Kota berbudaya? Maksudnya kota dengan nuansa budaya yang kerasa banget, yang dimana-mana pamer ciri khas budaya tradisionalnya? I live in Jogja since I was a child. And people call this city as City of Students, City of Culture, karena itu harus menonjolkan sangat-sangat citra “pelajar”nya atau “budaya”nya secara visual, fisik saja, atau jargon saja? Oh, please, bukan sesempit itu.
Dalam pemahamanku soal ini, kota berbudaya, nggak hanya secara fisik semata. Nggak hanya bangunan-bangunan bagus dan “klasik” berjajar rapi, tapi juga budaya baik masyarakatnya. Orang boleh bilang Amerika adalah negara yang nggak kerasa iklim budayanya, tapi aku inget banget gimana ramahnya orang di Boston, waktu itu tiba-tiba ada bapak-bapak yang nunduk terus meraih kakiku, sebagai orang Indonesia yang terbiasa curigaan, aku pun kaget dan menjauhkan kakiku, eh ternyata si bapak cuma mau ngikat tali sepatuku yang lepas kemana-mana. Walah, kalau disini, boro-boro mau naliin, peduli pun enggak, kalo iya, pasti ada maunya (masih kebawa deh curigaannya).
Oke, kembali lagi. Apa sih yang bikin kota-kota di Indonesia nampak semrawut? Core problemnya ada di masyarakatnya sendiri, yang kurang aware dengan lingkungan dan sumberdayanya sendiri.
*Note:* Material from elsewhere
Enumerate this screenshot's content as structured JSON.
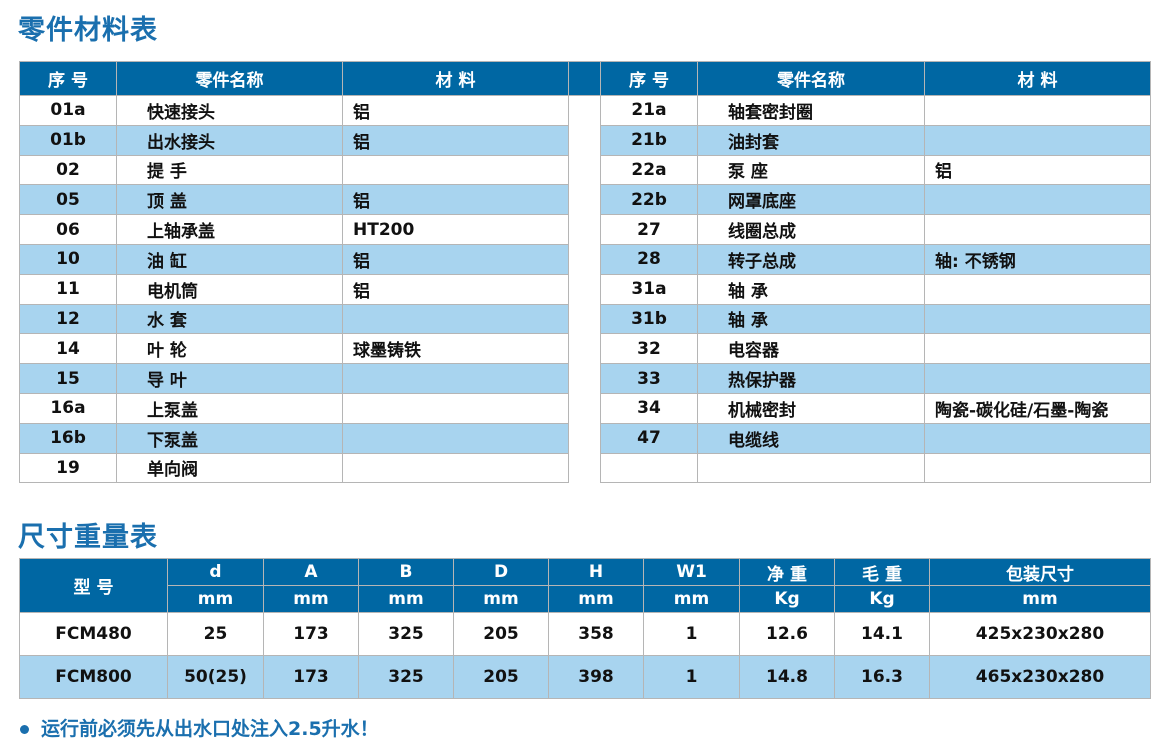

Didukung juga dengan budaya merusak dan suka me-reject duluan. Bukan bermaksud nge-blame siapapun disini, tapi menangkap fenomena yang terjadi.
Pernah kan kalian lihat telpon umum? Mungkin sekarang udah nggak jaman sih, tapi jaman aku SMP dulu, telpon umum jadi fasilitas komunikasi yang signifikan buat aku menghubungi papa atau mama, minta dijemput, hehe. 10 tahun lalu, telpon umum itu aja kondisinya sudah parah, ada yang udah nggak bisa dimasukin koin karena keseringan digetok-getok atau disodok-sodok sama anak-anak (biasanya keluar uang recehannya lho), ada juga yang udah nggak ada gagangnya, heran kan, buat apa sih nyolong gagang telpon umum?
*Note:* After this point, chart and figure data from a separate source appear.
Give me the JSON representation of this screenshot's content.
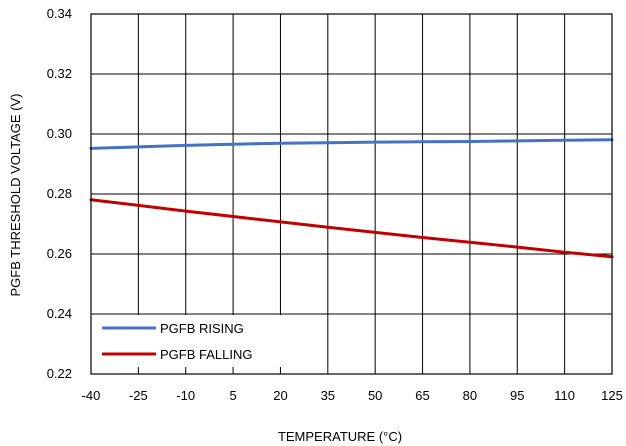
{
  "chart_data": {
    "type": "line",
    "title": "",
    "xlabel": "TEMPERATURE (°C)",
    "ylabel": "PGFB THRESHOLD  VOLTAGE (V)",
    "xlim": [
      -40,
      125
    ],
    "ylim": [
      0.22,
      0.34
    ],
    "x_ticks": [
      -40,
      -25,
      -10,
      5,
      20,
      35,
      50,
      65,
      80,
      95,
      110,
      125
    ],
    "y_ticks": [
      "0.22",
      "0.24",
      "0.26",
      "0.28",
      "0.30",
      "0.32",
      "0.34"
    ],
    "grid": true,
    "legend_position": "bottom-left",
    "series": [
      {
        "name": "PGFB RISING",
        "color": "#4472C4",
        "x": [
          -40,
          -25,
          -10,
          5,
          20,
          35,
          50,
          65,
          80,
          95,
          110,
          125
        ],
        "y": [
          0.2952,
          0.2957,
          0.2962,
          0.2966,
          0.2969,
          0.2971,
          0.2973,
          0.2974,
          0.2975,
          0.2977,
          0.2979,
          0.2981
        ]
      },
      {
        "name": "PGFB FALLING",
        "color": "#C00000",
        "x": [
          -40,
          -25,
          -10,
          5,
          20,
          35,
          50,
          65,
          80,
          95,
          110,
          125
        ],
        "y": [
          0.2781,
          0.2762,
          0.2743,
          0.2725,
          0.2707,
          0.2689,
          0.2672,
          0.2655,
          0.2639,
          0.2623,
          0.2606,
          0.2591
        ]
      }
    ]
  }
}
Kalo mau bandingin sama di luar negeri, kondisinya masih utuh dan berfungsi baik walaupun udah bertahun-tahun. Kesadaran kita buat memelihara fasilitas umum masih kurang sekali. Padahal kalau demo, semua demi kepentingan rakyat, apa fasilitas yang disediakan itu nggak sesuai dengan masyarakat ya? Giliran ngeliat negara lain, negara tetangga aja bisa punya subway train, kitanya ngiri, pengen, trus nyalahin pemerintah lagi. Padahal mikir juga kalau mau ngasih fasilitas hebat kayak gitu, orang kereta api biasa aja kacanya sering pecah gara-gara dilemparin, gimana mau bikin subway mahal-mahal?
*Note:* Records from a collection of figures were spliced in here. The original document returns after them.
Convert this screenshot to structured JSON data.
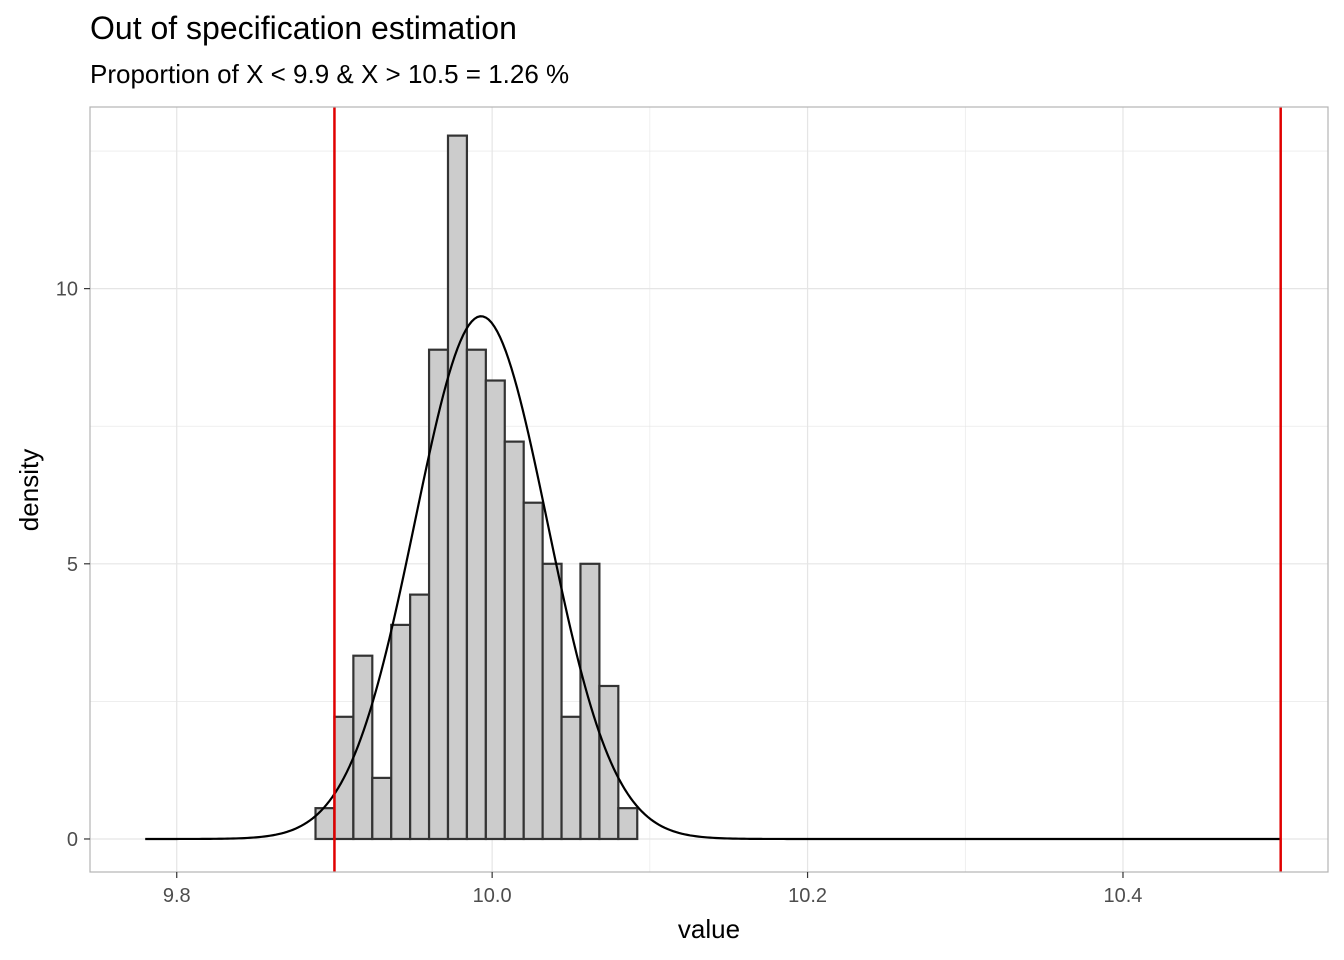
{
  "title": "Out of specification estimation",
  "subtitle": "Proportion of X < 9.9 & X > 10.5  = 1.26 %",
  "chart_data": {
    "type": "histogram",
    "title": "Out of specification estimation",
    "subtitle": "Proportion of X < 9.9 & X > 10.5  = 1.26 %",
    "xlabel": "value",
    "ylabel": "density",
    "xlim": [
      9.745,
      10.53
    ],
    "ylim": [
      -0.6,
      13.3
    ],
    "x_ticks": [
      9.8,
      10.0,
      10.2,
      10.4
    ],
    "x_tick_labels": [
      "9.8",
      "10.0",
      "10.2",
      "10.4"
    ],
    "y_ticks": [
      0,
      5,
      10
    ],
    "y_tick_labels": [
      "0",
      "5",
      "10"
    ],
    "grid": true,
    "bin_width": 0.012,
    "bins": [
      {
        "start": 9.888,
        "end": 9.9,
        "density": 0.56
      },
      {
        "start": 9.9,
        "end": 9.912,
        "density": 2.22
      },
      {
        "start": 9.912,
        "end": 9.924,
        "density": 3.33
      },
      {
        "start": 9.924,
        "end": 9.936,
        "density": 1.11
      },
      {
        "start": 9.936,
        "end": 9.948,
        "density": 3.89
      },
      {
        "start": 9.948,
        "end": 9.96,
        "density": 4.44
      },
      {
        "start": 9.96,
        "end": 9.972,
        "density": 8.89
      },
      {
        "start": 9.972,
        "end": 9.984,
        "density": 12.78
      },
      {
        "start": 9.984,
        "end": 9.996,
        "density": 8.89
      },
      {
        "start": 9.996,
        "end": 10.008,
        "density": 8.33
      },
      {
        "start": 10.008,
        "end": 10.02,
        "density": 7.22
      },
      {
        "start": 10.02,
        "end": 10.032,
        "density": 6.11
      },
      {
        "start": 10.032,
        "end": 10.044,
        "density": 5.0
      },
      {
        "start": 10.044,
        "end": 10.056,
        "density": 2.22
      },
      {
        "start": 10.056,
        "end": 10.068,
        "density": 5.0
      },
      {
        "start": 10.068,
        "end": 10.08,
        "density": 2.78
      },
      {
        "start": 10.08,
        "end": 10.092,
        "density": 0.56
      }
    ],
    "density_curve": {
      "type": "normal",
      "mean": 9.993,
      "sd": 0.042,
      "x_range": [
        9.78,
        10.5
      ]
    },
    "spec_limits": [
      9.9,
      10.5
    ],
    "colors": {
      "bar_fill": "#cccccc",
      "bar_stroke": "#333333",
      "curve": "#000000",
      "spec_line": "#e00000",
      "grid": "#e5e5e5",
      "panel_border": "#b3b3b3"
    }
  }
}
Di sisi lain, maintenance fasilitas umum juga masih kurang sih. Orang jogja pasti inget antusiasme menyambut beroperasinya bus Trans Jogja kapan hari itu, angkutan umum ber-AC, yang jalurnya teratur, murah lagi, cuma 3000. Tapi nggak selang berapa lama, hmm, AC-nya mulai nggak dingin dan kalau malem lampunya remang-remang, oh moga-moga habis ini nggak ada yang bawa-bawa ayam atau kambing ke dalam bis juga, bisa-bisa bernasib sama kaya colt. Lupakan masalah ayam dan kambing, kembali ke maintenance, pihak penyelenggara juga harus cepat tanggap donk kalau ada penurunan kualitas dari fasilitas umum, karena itu juga mempengaruhi kenyamanan penggunanya, nggak worth it lah masa bayar 3000 tapi kualitas gopek. Nanti orang jadi ilfil juga mau pake kan?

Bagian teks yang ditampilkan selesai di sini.